Отец изведал много лишений, прежде чем занял относительно безбедную должность лесного бракера в Рижском морском порту. Там в его обязанности входило встречать и контролировать груженные лесом суда и баржи, а также ездить в другие порты, где он отбирал и закупал образцы лесоматериалов. Круг его общения составляли купцы, подрядчики, лесничие, сплавщики леса — люди, к сантиментам непривычные и, казалось, кроме своих лесоторговых дел, ничем не интересующиеся.
Как я уже говорил, он мало уделял нам внимания. Мы его попросту редко видели: работая не покладая рук, отец постоянно находился в разъездах. Стоило ему появиться, как он тотчас же начинал отчитывать нас. И не по какому-нибудь конкретному поводу, а на всякий случай, для острастки. По праздникам он ходил в синагогу, соблюдая обряд, но не так истово, как дед, и нас, детей, не неволил. Иногда я сопровождал его (мама редко ходила в синагогу). Помню кантора, который очень старался показать, что у него сильный голос. Но я совсем не понимал, о чем он поет, и скучал.
Странными были наши отношения с отцом. Если бы не скрытое, почти бессловесное сопротивление мамы (она умудрялась выгораживать нас, не переча ему), было бы и вовсе невесело. Достаточно сказать, что в нашей семье не имели обыкновения отмечать дни рождения детей. У нас почти не было игрушек. Нас не фотографировали (считалось дорогим удовольствием). Впрочем, как я понял позднее, не всегда это зависело от отца. В пору гражданской войны и военного коммунизма (а это ведь тоже мое детство), он был вынужден на детское «хочется» отвечать «перехочется». Как бы то ни было, мы привыкли ничего не просить и не ждали сюрпризов.

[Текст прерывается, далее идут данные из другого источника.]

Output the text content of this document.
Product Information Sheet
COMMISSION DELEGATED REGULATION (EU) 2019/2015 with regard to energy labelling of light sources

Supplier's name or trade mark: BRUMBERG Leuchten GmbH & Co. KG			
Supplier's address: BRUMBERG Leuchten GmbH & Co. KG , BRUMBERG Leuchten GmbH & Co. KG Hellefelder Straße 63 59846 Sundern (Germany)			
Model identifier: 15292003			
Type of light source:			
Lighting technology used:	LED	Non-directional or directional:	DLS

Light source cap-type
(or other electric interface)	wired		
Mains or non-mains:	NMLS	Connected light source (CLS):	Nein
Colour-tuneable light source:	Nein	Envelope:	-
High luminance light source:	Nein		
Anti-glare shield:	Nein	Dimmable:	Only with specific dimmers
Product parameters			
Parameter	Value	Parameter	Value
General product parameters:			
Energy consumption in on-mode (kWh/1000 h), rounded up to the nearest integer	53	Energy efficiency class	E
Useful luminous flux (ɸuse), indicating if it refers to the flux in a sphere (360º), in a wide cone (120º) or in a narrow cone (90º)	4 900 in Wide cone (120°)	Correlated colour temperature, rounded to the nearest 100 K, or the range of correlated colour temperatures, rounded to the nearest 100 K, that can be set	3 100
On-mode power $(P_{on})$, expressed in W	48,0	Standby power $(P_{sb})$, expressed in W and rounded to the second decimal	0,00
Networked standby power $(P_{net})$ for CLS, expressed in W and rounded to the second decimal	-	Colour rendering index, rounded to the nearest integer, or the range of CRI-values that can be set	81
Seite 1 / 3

Если же он решался сделать какой-нибудь подарок детям, то требовал, чтобы подарку непременно было найдено практическое применение. Чтобы польза была. Однажды он почему-то приобрел скрипку-восьмушку. Но если есть скрипка, должен быть и скрипач. Значит, надо учиться. А я не хотел учиться играть на скрипке. Она мне нравилась вовсе не потому, что из нее можно было извлекать звуки, а потому, что она превосходно скользила по снегу. А из смычка получался прекрасный кнутик.
Долго еще отец говорил мне с искренним осуждением:
— Ну и что же ты не стал скрипачом?!
Я убежден, что он самым серьезным образом считал, что я упустил эту возможность.
Впрочем, не следует думать, будто мы только боялись отца, не любили его. Напротив, как обычно бывает в таких случаях, редкое его расположение ценилось на вес золота.
Как-то раз, точно обмолвившись, он назвал меня ласково — Котей. И это так взволновало меня, что много лет спустя, когда у меня родился сын, мы с женой решили дать ему это имя. Конечно, официально его зовут Константином, и для товарищей он Костя, но дома он всегда Котя.
В связи с работой отца во мне с младенчества засело слово «пробе». Так, если не ошибаюсь, назывались особо прочные бревна, которыми крепились своды шахт. И хотя это слово, в отличие от слова «эспланада», не окружено для меня волшебным ореолом, но все же четко соотносится с волнующим до сих пор запахом древесины, который, как и запах лекарств, напоминает о детстве.
Между этими запахами нет ничего общего. Подобно тому, как в характере родственников с материнской стороны нет ничего общего с характером родственников по отцовской линии. Однако в моем характере из этих, казалось бы, несовместимых величин все-таки образуется некая общность. Во всяком случае, не стану утверждать, что во мне продолжается только мама. Или что маминого во мне больше, чем папиного.